A discussão sobre quem foi o maior jogador da história do futebol costuma colocar Pelé, Lionel Messi e Cristiano Ronaldo no mesmo debate. Mas uma comparação justa exige considerar um fator que muitas vezes é ignorado: as condições em que cada um deles atuou.
Comparar apenas números de gols, títulos ou assistências sem analisar o contexto histórico pode levar a conclusões equivocadas. Afinal, Pelé construiu sua carreira em um futebol muito diferente daquele praticado no século XXI.
Pelé dominava todos os fundamentos do futebol
Muito antes de a ciência do esporte transformar a preparação física dos atletas, Pelé já era um jogador completo.
O Rei chutava com a mesma qualidade usando a perna direita ou a esquerda, tinha drible curto e em velocidade, lançava com precisão, cabeceava como poucos, batia faltas, finalizava de média e longa distância e possuía uma visão de jogo incomum para sua época.

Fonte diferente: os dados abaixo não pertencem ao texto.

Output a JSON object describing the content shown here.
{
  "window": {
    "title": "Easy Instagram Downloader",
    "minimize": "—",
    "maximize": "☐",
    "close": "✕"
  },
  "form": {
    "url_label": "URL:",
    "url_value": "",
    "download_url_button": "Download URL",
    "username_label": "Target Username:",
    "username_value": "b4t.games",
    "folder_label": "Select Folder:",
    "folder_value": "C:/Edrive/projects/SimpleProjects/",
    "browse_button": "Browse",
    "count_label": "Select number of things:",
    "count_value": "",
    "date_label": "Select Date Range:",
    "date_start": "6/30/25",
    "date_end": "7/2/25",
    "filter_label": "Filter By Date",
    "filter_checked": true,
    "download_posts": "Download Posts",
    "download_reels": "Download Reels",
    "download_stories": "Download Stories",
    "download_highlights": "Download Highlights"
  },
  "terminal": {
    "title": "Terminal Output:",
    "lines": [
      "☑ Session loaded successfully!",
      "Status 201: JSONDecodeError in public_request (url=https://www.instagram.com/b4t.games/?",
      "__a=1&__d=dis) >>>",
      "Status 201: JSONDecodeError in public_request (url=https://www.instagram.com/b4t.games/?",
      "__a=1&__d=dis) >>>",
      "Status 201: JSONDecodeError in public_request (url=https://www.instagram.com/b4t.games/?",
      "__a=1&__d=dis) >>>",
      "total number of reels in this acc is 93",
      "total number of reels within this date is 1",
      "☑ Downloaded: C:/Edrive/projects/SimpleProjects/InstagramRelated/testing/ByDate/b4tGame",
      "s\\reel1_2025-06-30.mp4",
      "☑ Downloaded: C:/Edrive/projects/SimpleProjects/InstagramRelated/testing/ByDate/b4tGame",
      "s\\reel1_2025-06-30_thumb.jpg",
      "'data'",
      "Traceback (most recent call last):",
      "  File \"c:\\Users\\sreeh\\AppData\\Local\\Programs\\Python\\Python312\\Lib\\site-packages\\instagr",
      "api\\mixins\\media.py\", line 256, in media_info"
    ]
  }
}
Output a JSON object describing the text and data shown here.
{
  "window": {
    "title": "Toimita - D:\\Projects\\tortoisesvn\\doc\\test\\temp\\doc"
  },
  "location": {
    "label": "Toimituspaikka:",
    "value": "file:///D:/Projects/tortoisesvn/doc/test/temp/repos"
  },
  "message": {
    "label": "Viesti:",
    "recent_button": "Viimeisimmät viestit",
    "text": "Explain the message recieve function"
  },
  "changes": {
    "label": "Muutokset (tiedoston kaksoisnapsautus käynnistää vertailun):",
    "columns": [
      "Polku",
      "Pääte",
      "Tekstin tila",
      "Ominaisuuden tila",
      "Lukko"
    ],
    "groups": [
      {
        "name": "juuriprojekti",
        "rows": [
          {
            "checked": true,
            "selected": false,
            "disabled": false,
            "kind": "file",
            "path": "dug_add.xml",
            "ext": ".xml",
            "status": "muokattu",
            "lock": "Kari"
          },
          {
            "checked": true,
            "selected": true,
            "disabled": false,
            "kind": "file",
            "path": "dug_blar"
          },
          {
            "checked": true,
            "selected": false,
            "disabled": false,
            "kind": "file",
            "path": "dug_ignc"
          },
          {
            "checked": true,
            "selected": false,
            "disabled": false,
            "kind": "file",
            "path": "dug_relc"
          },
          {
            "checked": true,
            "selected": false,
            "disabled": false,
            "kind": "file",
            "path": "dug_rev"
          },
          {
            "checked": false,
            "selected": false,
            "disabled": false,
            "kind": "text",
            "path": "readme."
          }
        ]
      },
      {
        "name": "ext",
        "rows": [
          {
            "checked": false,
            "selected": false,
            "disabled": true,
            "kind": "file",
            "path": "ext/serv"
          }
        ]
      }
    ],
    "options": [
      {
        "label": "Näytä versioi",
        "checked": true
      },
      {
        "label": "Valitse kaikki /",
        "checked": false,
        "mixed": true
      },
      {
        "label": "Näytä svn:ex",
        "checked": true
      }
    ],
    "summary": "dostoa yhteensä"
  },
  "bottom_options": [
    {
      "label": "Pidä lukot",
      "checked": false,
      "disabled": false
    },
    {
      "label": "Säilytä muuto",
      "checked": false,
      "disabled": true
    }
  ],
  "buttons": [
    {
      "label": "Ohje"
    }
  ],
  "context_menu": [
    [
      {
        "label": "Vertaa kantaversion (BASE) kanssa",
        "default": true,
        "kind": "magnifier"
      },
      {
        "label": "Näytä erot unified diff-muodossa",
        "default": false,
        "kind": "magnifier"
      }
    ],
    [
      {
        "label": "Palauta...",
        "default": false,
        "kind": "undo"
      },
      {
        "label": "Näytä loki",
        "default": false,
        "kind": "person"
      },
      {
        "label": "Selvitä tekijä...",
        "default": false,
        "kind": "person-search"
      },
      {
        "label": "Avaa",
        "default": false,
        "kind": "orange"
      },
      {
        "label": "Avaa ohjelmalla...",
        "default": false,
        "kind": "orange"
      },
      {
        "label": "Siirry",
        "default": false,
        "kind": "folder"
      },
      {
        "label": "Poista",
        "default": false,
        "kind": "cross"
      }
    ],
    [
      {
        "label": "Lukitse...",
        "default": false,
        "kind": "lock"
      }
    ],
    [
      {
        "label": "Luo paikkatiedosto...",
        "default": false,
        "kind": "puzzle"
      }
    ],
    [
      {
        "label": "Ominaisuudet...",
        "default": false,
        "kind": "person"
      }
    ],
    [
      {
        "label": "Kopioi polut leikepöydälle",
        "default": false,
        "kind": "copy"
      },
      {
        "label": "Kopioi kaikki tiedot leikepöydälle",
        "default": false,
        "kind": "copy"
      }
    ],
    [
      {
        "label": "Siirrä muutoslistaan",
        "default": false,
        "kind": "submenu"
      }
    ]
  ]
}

Além da técnica refinada, reunia força física, velocidade, impulsão e resistência que impressionavam adversários e especialistas. Seu desempenho era resultado de talento, treinamento e de uma capacidade atlética muito acima da média.
Violência em campo fazia parte da rotina de Pelé
Outro aspecto frequentemente esquecido nas comparações é o ambiente em que Pelé jogava.
Naquele período, a arbitragem permitia um contato físico muito maior do que o aceito atualmente. Entradas violentas raramente resultavam em cartões, e a estratégia de muitas equipes era simples: parar Pelé por qualquer meio.
O camisa 10 do Santos e da Seleção Brasileira era caçado durante os jogos. Recebia faltas duríssimas, pontapés e entradas que hoje provavelmente seriam punidas com expulsão imediata após revisão do VAR.
Mesmo assim, continuava decidindo partidas e conquistando títulos.
Racismo também fazia parte dos desafios enfrentados por Pelé
As dificuldades não se limitavam às quatros linhas.
Pelé também conviveu com manifestações racistas explícitas em diversos países. Insultos vindos das arquibancadas e episódios de discriminação faziam parte da realidade enfrentada pelo maior jogador brasileiro em uma época em que praticamente não existiam mecanismos institucionais de combate ao racismo no esporte.
Ainda assim, transformou-se em um dos maiores símbolos mundiais do futebol.
O futebol mudou completamente
As diferenças entre o futebol da época de Pelé e o atual vão muito além das regras.
Nos anos 1950, 1960 e 1970, a bola era mais pesada, principalmente em dias de chuva. As chuteiras eram rígidas, feitas de couro grosso, muito distantes dos modelos ultraleves utilizados atualmente.
Os gramados apresentavam inúmeros buracos, pouca manutenção e dificultavam o controle da bola. Em muitos estádios, jogar exigia superar as condições do campo tanto quanto o adversário.
Hoje, a realidade é outra.
Os principais jogadores do mundo contam com departamentos de fisiologia altamente especializados, acompanhamento médico permanente, nutricionistas, psicólogos, fisioterapeutas, análise de desempenho por inteligência artificial e equipamentos desenvolvidos com tecnologia de ponta.
As bolas são produzidas para oferecer maior precisão, as chuteiras pesam poucas centenas de gramas e os gramados naturais ou sintéticos seguem padrões rigorosos de qualidade.
Pelé faria ainda mais gols no futebol atual?
Essa é uma pergunta impossível de responder com precisão, mas inevitável quando se analisa a evolução do esporte.
Se Pelé, com toda a sua capacidade técnica e física, tivesse à disposição os recursos científicos, médicos e tecnológicos existentes hoje, poderia ter prolongado ainda mais sua carreira e alcançado números ainda mais impressionantes.
Da mesma forma, também cabe uma reflexão no sentido contrário.
Como Cristiano Ronaldo, Lionel Messi, Kylian Mbappé e outros craques da atualidade reagiriam se precisassem atuar com bolas mais pesadas, chuteiras rígidas, gramados irregulares, arbitragens mais permissivas e marcações violentas como as enfrentadas por Pelé?
Não há resposta definitiva para essa hipótese.
Mas ela revela que comparar gerações exige muito mais do que colocar estatísticas lado a lado. É preciso compreender o contexto em que cada atleta escreveu sua história.